BigSQL->Configs->Advanced bigsql-log4j The following two parameters should be modified:
Then BigSQL is to be restarted to get new settings taking effect.
The query partition elimination is reported in /var/ibm/bigsql/logs/bigsql-sched.log
DEBUG [pool-1-thread-5] : found column with partition-key. db2ColumnIndex: 1
DEBUG [pool-1-thread-5] : [createScanState] Partition elimination expr:  (  ( x <= 5 )  AND  ( x >= 4 )  ) 
DEBUG [pool-1-thread-5] : found default/dummy partition. skipping.
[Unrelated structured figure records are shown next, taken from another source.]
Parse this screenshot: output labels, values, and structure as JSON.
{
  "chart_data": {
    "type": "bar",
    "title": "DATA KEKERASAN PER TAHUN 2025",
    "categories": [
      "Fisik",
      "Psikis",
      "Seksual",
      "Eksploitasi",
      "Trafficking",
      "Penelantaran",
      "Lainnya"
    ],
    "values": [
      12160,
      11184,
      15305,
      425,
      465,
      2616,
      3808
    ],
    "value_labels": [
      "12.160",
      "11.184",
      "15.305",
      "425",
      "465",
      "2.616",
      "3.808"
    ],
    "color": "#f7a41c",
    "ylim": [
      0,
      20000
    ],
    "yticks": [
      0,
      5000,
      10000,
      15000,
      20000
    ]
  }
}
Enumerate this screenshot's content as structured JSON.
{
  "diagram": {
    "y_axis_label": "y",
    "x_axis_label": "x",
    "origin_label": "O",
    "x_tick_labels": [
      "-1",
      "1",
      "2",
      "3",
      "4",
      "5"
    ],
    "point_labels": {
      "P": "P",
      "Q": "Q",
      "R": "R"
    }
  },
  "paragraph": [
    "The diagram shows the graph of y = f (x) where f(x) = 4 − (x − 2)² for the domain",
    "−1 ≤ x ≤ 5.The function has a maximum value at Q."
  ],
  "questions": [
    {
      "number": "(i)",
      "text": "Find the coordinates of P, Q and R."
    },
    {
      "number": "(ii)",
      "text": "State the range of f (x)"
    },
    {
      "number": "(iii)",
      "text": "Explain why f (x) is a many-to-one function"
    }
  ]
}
HdfsPartition{fileDescriptors=[]}
[eliminatePartition]partition elimination: checking partition: x=0
[eliminatePartition]partitionEliminated? x=0 true
[eliminatePartition]partition elimination: checking partition: x=1
[eliminatePartition]partitionEliminated? x=1 true
[eliminatePartition]partition elimination: checking partition: x=2
[eliminatePartition]partitionEliminated? x=2 true
[eliminatePartition]partition elimination: checking partition: x=3
[eliminatePartition]partitionEliminated? x=3 true
[eliminatePartition]partition elimination: checking partition: x=4
[eliminatePartition]partitionEliminated? x=4 false
The locations are: [TScanRangeLocation(host_idx:0, volume_id:-1), TScanRangeLocation(host_idx:1, volume_id:-1)]
[eliminatePartition]partition elimination: checking partition: x=5
[eliminatePartition]partitionEliminated? x=5 false
[createScanState] The locations are: [TScanRangeLocation(host_idx:2, volume_id:-1), TScanRangeLocation(host_idx:1, volume_id:-1)]
[createScanState] The locations are: [TScanRangeLocation(host_idx:2, volume_id:-1), TScanRangeLocation(host_idx:0, volume_id:-1)]
[eliminatePartition]partition elimination: checking partition: x=6
[eliminatePartition]partitionEliminated? x=6 true
[eliminatePartition]partition elimination: checking partition: x=7
[eliminatePartition]partitionEliminated? x=7 true
[eliminatePartition]partition elimination: checking partition: x=8
[eliminatePartition]partitionEliminated? x=8 true
[eliminatePartition]partition elimination: checking partition: x=9
[eliminatePartition]partitionEliminated? x=9 true
[createScanState]Finished partition elimination. partition-elimination-stats (eliminated/total): 8 / 10 Took 124 milliseconds
2018-10-30 00:51:47,775 INFO [pool-1-thread-5] : [removeReadLock(String)]Removed Read Lock on table sb.p_x: 0
2018-10-30 00:51:47,775 DEBUG [pool-1-thread-5] : [assignSplits] Workers node-numbers: [1, 2, 3]
2018-10-30 00:51:47,775 DEBUG [pool-1-thread-5] : [assignSplits] Workers ip to node-numbers: {[3],[2],[1]}
As one can see, all partitions except x=4 and x=5 are ignored during execution of the join query.
Bigger example
Of course, partition elimination is nice but what we are really interested in is the performance boost. How to measure it?
I created a simple project. The general idea is to prepare two huge tables, one non-partitioned and the second partitioned and run identical join query against the table.  The source code and detailed description can be found here.
The final result?
For non-partitioned table:
[sbartkowski@oc0522068411 bigjoin]$ time ./
Run runnonquery.sql script

real 0m16.521s
user 0m0.036s
sys 0m0.100s
For partitioned table and partition elimination in place:
[sbartkowski@oc0522068411 bigjoin]$ time ./
Run runnonquery.sql script

real 0m8.860s
user 0m0.037s
sys 0m0.095s
So the performance improved twice which should come as no surprise.
The same query submitted in Hive against the same tables executes as below. Obviously Hive has some way to go.
select D.ID,max( from monit.testdim AS D , monit.testpart AS T WHERE T.part=D.part GROUP BY D.ID;

|   |             _c1             |
| PART 5  | 2014-09-18 00:19:11.893212  |
| PART 2  | 2014-09-18 00:03:35.599702  |
| PART 4  | 2014-09-18 00:26:17.660366  |
| PART 3  | 2014-09-18 00:24:47.644779  |
4 rows selected (41,863 seconds)
The BigSQL is really big.